Der Schnee ist früh dran. Gestern waren einige Bergspitzen am Tresfjord weiß. Über Nacht kroch das Eis die Hänge hinab. Windböen treiben die Kälte runter bis zum Wasser. Knatternd stößt der Motor das kleine blaue Boot über das Wasser im Fjord. Vorne auf der Ladefläche steht Pelle. Er trägt einen dicken gelb-schwarzen Schutzoverall, der ihm das Leben retten kann, sollte er über Bord gehen. Jedes Mal, wenn das Boot an eine Welle klatscht, springt die Gischt hoch und macht Pelle nasser, als er schon ist. Noch eine gute Viertelstunde, dann sind wir draußen bei den Fischen. Pelle kneift die Augen zusammen, deutet mit dem Kopf über den Bug. Gut zweihundert Meter voraus steht eine dunkelgraue Schlechtwetterwand auf dem Wasser. Der Regen, von dem man nicht weiß, ob er noch von oben oder schon von vorn kommt, vermischt sich mit Hagel. Wind und Schiffsdiesel lärmen, knapp versteht man, was Pelle sagt: "Die Natur ist eben kein Disneyland!"

In der norwegischen Fischindustrie zu arbeiten ist ein Kampf mit den Elementen. Ganz oben im Land, nördlich des Polarkreises, sind die Bedingungen zwar noch härter. Aber selbst hier am Tresfjord, nahe der Stadt Molde im Südwesten Norwegens, kann es ungemütlich werden. Wenn die Natur schlechte Laune hat, war es schon immer anstrengend, ihr etwas abzuringen. Besonders, wenn sich das Etwas unter Wasser befindet.

Fisch. Die Welt isst 17 Kilo pro Kopf und Jahr, aber das ist nur Statistik. Fischkonsum war immer auch eine Frage von Armut und Reichtum, von Kultur und Geografie. In Staaten mit Küstenlinien finden sich naturgemäß mehr Fischer als in abgeschiedenen Gebirgsregionen. Isländer und Japaner verspeisen ein Vielfaches des Durchschnitts. In zahlreichen asiatischen Schwellen- und Entwicklungsländern stellen Fische die bedeutendste Proteinquelle dar. Zwar sind, von der Menge her, die Fleischlieferanten Schwein, Rind, Geflügel wichtiger – ebenso das Getreide. Mit der wachsenden Weltbevölkerung aber steigt der irdische Gesamtappetit und damit auch die Nachfrage nach Nahrung aus dem Wasser. Jedes Jahr werden 142 Millionen Tonnen Fisch gefangen, so viel wie nie zuvor.
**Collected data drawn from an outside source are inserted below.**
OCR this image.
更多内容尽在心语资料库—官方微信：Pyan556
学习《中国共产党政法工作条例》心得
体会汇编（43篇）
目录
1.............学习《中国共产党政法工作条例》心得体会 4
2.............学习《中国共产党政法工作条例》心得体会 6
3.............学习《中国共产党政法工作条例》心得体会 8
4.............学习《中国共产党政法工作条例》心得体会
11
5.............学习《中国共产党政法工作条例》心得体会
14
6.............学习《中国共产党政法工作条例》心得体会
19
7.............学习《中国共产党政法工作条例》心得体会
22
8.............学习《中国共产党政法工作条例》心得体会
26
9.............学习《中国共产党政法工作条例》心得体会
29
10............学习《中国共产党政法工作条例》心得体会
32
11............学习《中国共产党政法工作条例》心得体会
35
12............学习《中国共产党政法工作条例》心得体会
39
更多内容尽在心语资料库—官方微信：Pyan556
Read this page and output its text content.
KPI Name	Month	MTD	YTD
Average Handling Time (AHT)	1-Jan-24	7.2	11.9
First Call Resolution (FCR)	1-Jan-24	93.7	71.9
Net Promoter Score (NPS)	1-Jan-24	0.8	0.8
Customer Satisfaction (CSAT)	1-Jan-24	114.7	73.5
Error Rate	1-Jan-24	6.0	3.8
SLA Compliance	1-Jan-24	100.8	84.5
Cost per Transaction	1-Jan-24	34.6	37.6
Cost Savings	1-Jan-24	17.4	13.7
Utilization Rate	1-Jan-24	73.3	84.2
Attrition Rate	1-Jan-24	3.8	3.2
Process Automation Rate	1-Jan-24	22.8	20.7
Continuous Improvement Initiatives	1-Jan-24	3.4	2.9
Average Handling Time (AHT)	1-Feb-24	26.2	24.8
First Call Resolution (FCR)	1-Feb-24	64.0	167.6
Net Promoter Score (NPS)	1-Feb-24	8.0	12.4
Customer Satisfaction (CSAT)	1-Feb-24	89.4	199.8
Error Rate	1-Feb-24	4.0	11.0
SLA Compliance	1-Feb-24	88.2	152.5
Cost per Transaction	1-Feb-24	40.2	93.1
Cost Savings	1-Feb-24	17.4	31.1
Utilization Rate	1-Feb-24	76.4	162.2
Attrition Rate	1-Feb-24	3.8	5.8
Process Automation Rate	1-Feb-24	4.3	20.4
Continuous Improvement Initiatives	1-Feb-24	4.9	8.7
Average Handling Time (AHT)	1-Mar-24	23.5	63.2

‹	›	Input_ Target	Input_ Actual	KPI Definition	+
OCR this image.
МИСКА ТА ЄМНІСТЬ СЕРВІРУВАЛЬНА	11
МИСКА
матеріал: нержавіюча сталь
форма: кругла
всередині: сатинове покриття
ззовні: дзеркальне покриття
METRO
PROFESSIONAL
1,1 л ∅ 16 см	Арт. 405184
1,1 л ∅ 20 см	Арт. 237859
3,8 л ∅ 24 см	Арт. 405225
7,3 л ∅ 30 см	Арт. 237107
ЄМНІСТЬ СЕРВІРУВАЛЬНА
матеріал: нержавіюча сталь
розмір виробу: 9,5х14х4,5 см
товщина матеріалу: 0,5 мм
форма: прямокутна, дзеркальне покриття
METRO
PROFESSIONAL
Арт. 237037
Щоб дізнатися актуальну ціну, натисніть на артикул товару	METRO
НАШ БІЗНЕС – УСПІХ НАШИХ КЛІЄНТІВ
Um den Hunger zu stillen, hat der Mensch sich Tiere untertan gemacht. Fabriken produzieren tierische Nahrung. Fast jedes essbare Lebewesen wurde auf die Bedürfnisse der industriellen Fleischproduktion abgestimmt. Es gibt Anlagen, in denen Rinder in Stockwerken übereinander gehalten werden. Schweine, früher erst nach drei Jahren schlachtreif, kommen heute nach sechs Monaten unters Messer. Beim Geflügel dauert es bloß noch 38 Tage, bis ein frisch geschlüpftes Küken am Grillspieß endet. Computer überwachen die Zucht, steuern Licht, Temperatur und die Futterabgabe. Ohne detaillierte Handbücher lassen sich die hochgezüchteten Rassen praktisch nicht mästen.

Briten und Isländer lieferten sich erbitterte Kämpfe um üppige Schwärme

Fische hingegen sind die einzigen Tiere, die bis heute überwiegend wild gejagt und gefangen werden. Draußen auf offener See. Aber nicht mehr lange.

Das Boot wird langsamer, der Motor leiser. Auch der Regen lässt nach. In einer ruhigen Ecke des Fjords, umgeben von Felsen und wenigen Häusern, liegt die Zukunft der Proteinproduktion: schwarze Plastikrohre, zusammengesteckt zu mächtigen, schwimmenden Ringen. Ein halbes Dutzend davon liegt im Wasser. Jeder mit einem Durchmesser so groß, dass bequem ein Einfamilienhaus hineinpasste. Eineinhalb Meter Netz überragen, einem Zaun gleich, die Ringe. Dreißig Meter Netz sind es nach unten.